International Journal of Advanced Computer Science and Applications, cilt.14, sa.2, ss.833-840, 2023 (ESCI) identifier

  • Yayın Türü: Makale / Tam Makale
  • Cilt numarası: 14 Sayı: 2
  • Basım Tarihi: 2023
  • Doi Numarası: 10.14569/ijacsa.2023.0140295
  • Dergi Adı: International Journal of Advanced Computer Science and Applications
  • Derginin Tarandığı İndeksler: Emerging Sources Citation Index (ESCI), Scopus, Compendex, Index Islamicus, INSPEC
  • Sayfa Sayıları: ss.833-840
  • Anahtar Kelimeler: benchmarking, deep learning, image processing, Optical Character Recognition (OCR), receipt
  • Kocaeli Üniversitesi Adresli: Evet

Özet

The digitization of receipts and invoices, and the recording of expenses in industry and accounting have begun to be used in the field of finance tracking. However, 100% success in character recognition for document digitization has not yet been achieved. In this study, a new Optical Character Recognition (OCR) engine called Nacsoft OCR was developed on Turkish receipt data by using artificial intelligence methods.
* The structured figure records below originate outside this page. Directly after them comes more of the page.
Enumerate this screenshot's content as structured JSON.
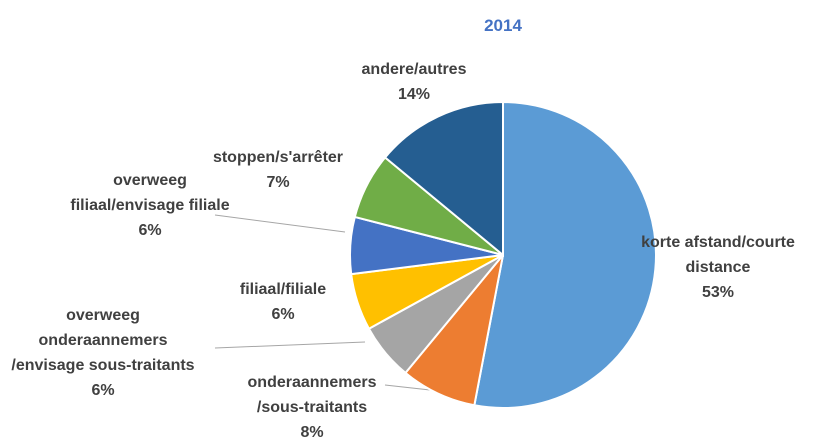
{
  "chart_data": {
    "type": "pie",
    "title": "2014",
    "categories": [
      "korte afstand/courte distance",
      "onderaannemers /sous-traitants",
      "overweeg onderaannemers /envisage sous-traitants",
      "filiaal/filiale",
      "overweeg filiaal/envisage filiale",
      "stoppen/s'arrêter",
      "andere/autres"
    ],
    "values": [
      53,
      8,
      6,
      6,
      6,
      7,
      14
    ],
    "value_labels": [
      "53%",
      "8%",
      "6%",
      "6%",
      "6%",
      "7%",
      "14%"
    ],
    "colors": [
      "#5b9bd5",
      "#ed7d31",
      "#a5a5a5",
      "#ffc000",
      "#4472c4",
      "#70ad47",
      "#255e91"
    ]
  }
}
The proposed OCR engine has been compared to widely used engines, Easy OCR, Tesseract OCR, and the Google Vision API. The benchmarking was made on English and Turkish receipts, and the accuracies of OCR engines in terms of character recognition and their speeds are presented. It is known that OCR character recognition engines perform better at word recognition when provided word position information. Therefore, the performance of the Nacsoft OCR engine in determining the word position was also compared with the performance of the other OCR engines, and the results were presented.